Medida de proteção poderá ser contraproducente contra a expressão individual
Adventistas do sétimo dia proponentes de liberdade religiosa se preocupar um novo resolução das Nações Unidas que, grosso modo procura proteger ideologias religiosas podem fazê-lo à custa das liberdades individuais de expressão.
A medida não vinculativa, aprovada pelas Nações Unidas Conselho de Direitos Humanos, ontem, é o último de uma série contra discursos de ódio e "difamação da religião" que começou em 1999 quando o Paquistão primeiro apelou para tal resolução.
O Paquistão continua sendo o patrocinador principal de "difamação da religião" resoluções, Associação Internacional de Liberdade Religiosa (IRLA) disseram autoridades.
Resolução ontem aprovada pelo voto de 23 sim, 11 não e 13 abstenções, um endosso menos entusiástico em comparação com anos anteriores que sugerem que a crescente oposição contra tais medidas, os funcionários da IRLA. Várias agências não governamentais, incluindo o IRLA, o Fundo Becket and Watch da ONU, continuam a aumentar a conscientização sobre as conseqüências potenciais a resolução poderia ter.
"No direito internacional, se um costume é seguido por tempo suficiente, pode se tornar uma norma", disse Barry Bussey, diretor de Assuntos Legislativos da Igreja Adventista. "Tais normas tornam-se então codificada e se tornar lei."
Com sua história de uma década, resoluções contra a "difamação das religiões" parecia bem no seu caminho para fortalecimento legal, Bussey disse.

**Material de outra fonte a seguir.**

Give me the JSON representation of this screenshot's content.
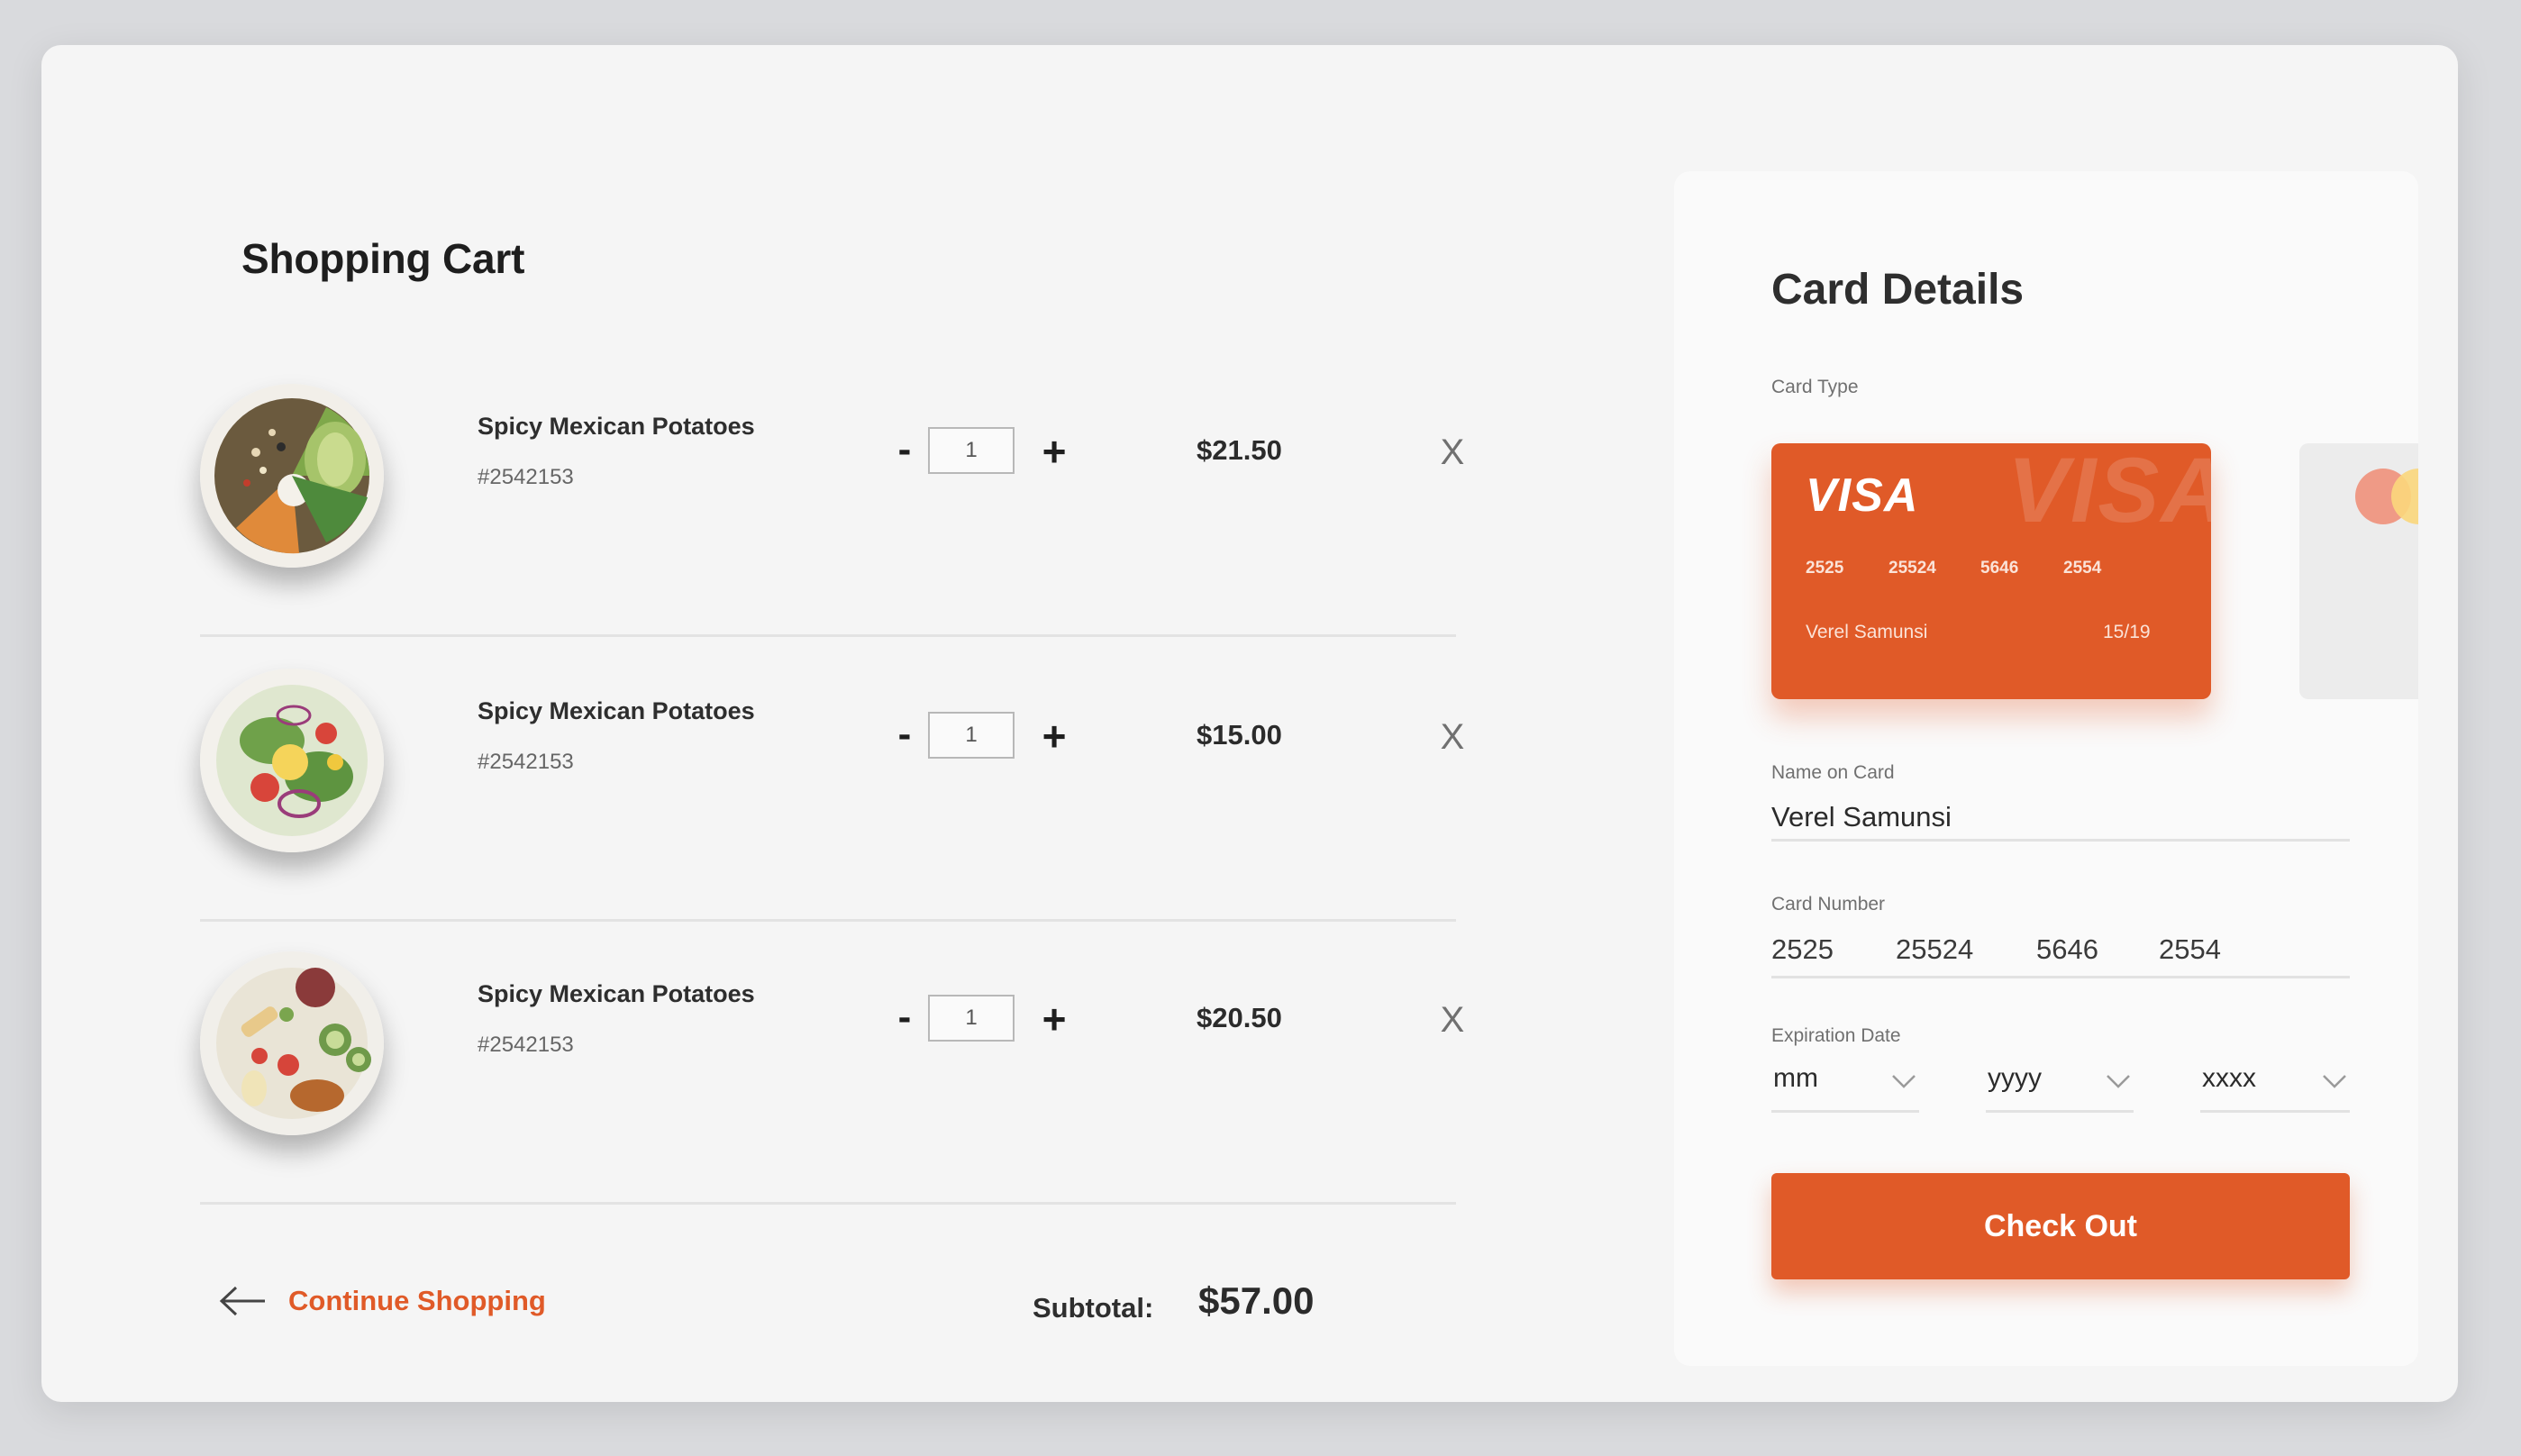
{
  "cart": {
    "title": "Shopping Cart",
    "items": [
      {
        "name": "Spicy Mexican Potatoes",
        "sku": "#2542153",
        "quantity": "1",
        "price": "$21.50",
        "minus": "-",
        "plus": "+",
        "remove": "X"
      },
      {
        "name": "Spicy Mexican Potatoes",
        "sku": "#2542153",
        "quantity": "1",
        "price": "$15.00",
        "minus": "-",
        "plus": "+",
        "remove": "X"
      },
      {
        "name": "Spicy Mexican Potatoes",
        "sku": "#2542153",
        "quantity": "1",
        "price": "$20.50",
        "minus": "-",
        "plus": "+",
        "remove": "X"
      }
    ],
    "continue_label": "Continue Shopping",
    "subtotal_label": "Subtotal:",
    "subtotal_value": "$57.00"
  },
  "card_panel": {
    "title": "Card Details",
    "card_type_label": "Card Type",
    "card": {
      "brand": "VISA",
      "watermark": "VISA",
      "number_groups": [
        "2525",
        "25524",
        "5646",
        "2554"
      ],
      "holder": "Verel Samunsi",
      "expiry": "15/19"
    },
    "name_label": "Name on Card",
    "name_value": "Verel Samunsi",
    "number_label": "Card Number",
    "number_groups": [
      "2525",
      "25524",
      "5646",
      "2554"
    ],
    "expiration_label": "Expiration Date",
    "expiration": {
      "month": "mm",
      "year": "yyyy",
      "cvv": "xxxx"
    },
    "checkout_label": "Check Out"
  },
  "icons": {
    "back": "arrow-left-icon",
    "dropdown": "chevron-down-icon",
    "alt_card": "mastercard-icon"
  },
  "colors": {
    "accent": "#e05a28",
    "background": "#f5f5f5",
    "panel": "#fafafa",
    "text": "#2b2b2b"
  }
}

Mas alguns anos atrás, quando caricaturas dinamarquesas retratando o profeta Maomé incitou ataques a embaixadas dinamarquesas em vários países muçulmanos, os países ocidentais começaram a repensar rédeas livres da resolução, disse ele.
"Estamos preocupados que [a resolução] vai limitar a liberdade de expressão", secretário-geral da IRLA John Graz disse de Genebra depois da votação.
O mais preocupante é imprecisão da resolução, disse Bussey.
No ano passado, os especialistas IRLA se reuniram para discutir a questão emergente do discurso do ódio e "difamação de religiões". Sem uma definição universalmente aceitável de "difamação de religiões", o grupo concluiu que qualquer tentativa de impor a resolução então proposta seria arbitrária e subjetiva, dependendo em grande parte sensibilidades dos ouvintes.
"Quem determina quando uma religião é difamada?" Bussey disse após a votação. "[Esta resolução] é simplesmente muito cheio de possibilidades de abuso de poder", acrescentou ele, pedindo mais oposição concertada quando a resolução surge para a renovação do próximo ano.